When something seems too good to be true, well, it probably is. I
suppose that doesn't mean that one shouldn't, at least, try. A fancy name seems
a good way to start trying, as was the case in the sudden rise of the World
Wide Web: Prodigy (Oh! My promising child!), CompuServe (We serve you computer
connectivity! See what we did there...), Genie (Technology, it's magic!), AOL
(Okay, acronyms are pretty lazy...but America OnLine -- We get you online, I
guess.), and Delphi (We are the center of the technological world!).
What's most interesting in
considering these huge service provider companies as dinosaurs - big, slow,
extinct (mostly), cumbersome - is that the mere allusion seems to hint at the
potential of waves of near extinction forthcoming. It will undoubtedly come to
light in the future that new waves of convergence will prove previous providers’
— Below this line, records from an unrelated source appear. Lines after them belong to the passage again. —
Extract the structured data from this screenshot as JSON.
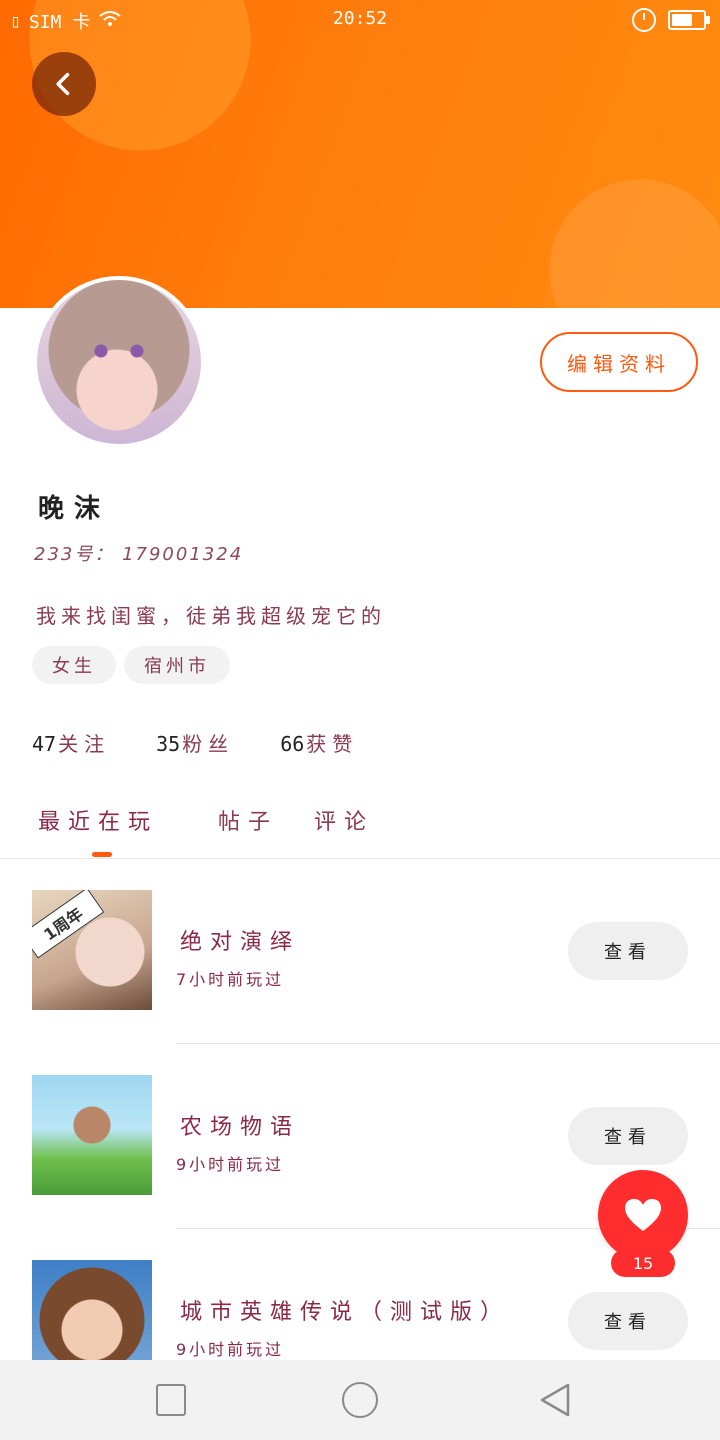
{
  "status_bar": {
    "sim": "SIM 卡",
    "time": "20:52"
  },
  "profile": {
    "edit_label": "编辑资料",
    "username": "晚沫",
    "id_text": "233号： 179001324",
    "bio": "我来找闺蜜，徒弟我超级宠它的",
    "tags": [
      "女生",
      "宿州市"
    ],
    "stats": [
      {
        "num": "47",
        "label": "关注"
      },
      {
        "num": "35",
        "label": "粉丝"
      },
      {
        "num": "66",
        "label": "获赞"
      }
    ]
  },
  "tabs": [
    "最近在玩",
    "帖子",
    "评论"
  ],
  "badge_text": "1周年",
  "games": [
    {
      "title": "绝对演绎",
      "time": "7小时前玩过",
      "button": "查看"
    },
    {
      "title": "农场物语",
      "time": "9小时前玩过",
      "button": "查看"
    },
    {
      "title": "城市英雄传说（测试版）",
      "time": "9小时前玩过",
      "button": "查看"
    }
  ],
  "fab": {
    "count": "15"
  },
  "colors": {
    "accent": "#ff5a10",
    "header": "#ff7a0a",
    "fab": "#ff2d2d"
  },
  "icons": [
    "sim-icon",
    "wifi-icon",
    "alarm-icon",
    "battery-icon",
    "back-icon",
    "heart-icon",
    "nav-square-icon",
    "nav-home-icon",
    "nav-back-icon"
  ]
}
technological structure obsolete, and make way for things like pesky little
tiny mammals (small web businesses and providers) to come forth and evolve into
giants, likely over and over again.
So, it makes sense then that the big dinosaurs would continue to
look for these tiny companies to adopt as part of the herd, as part of their
evolution. “Survival of the fittest” requires change, not just of technology,
but also in ways of thinking. Change cannot come from stagnation any more than
evolution can come from a singular species hoping to survive through the ages.
A lack of change is the equivalent of death.
And this perhaps speaks to Yahoo!’s (YahooOOoo! Weeeee!) success.
Starting out as merely a search engine and morphing into a massive community,
expanding the herd, i.e. diversifying. Diversification in biology allows for a
greater hope of survival, especially in the way of mass extinctions, similar to
the way that diversification of internet business will allow all internet companies
to survive the next wave of the technological renaissance. It’s coming. Again.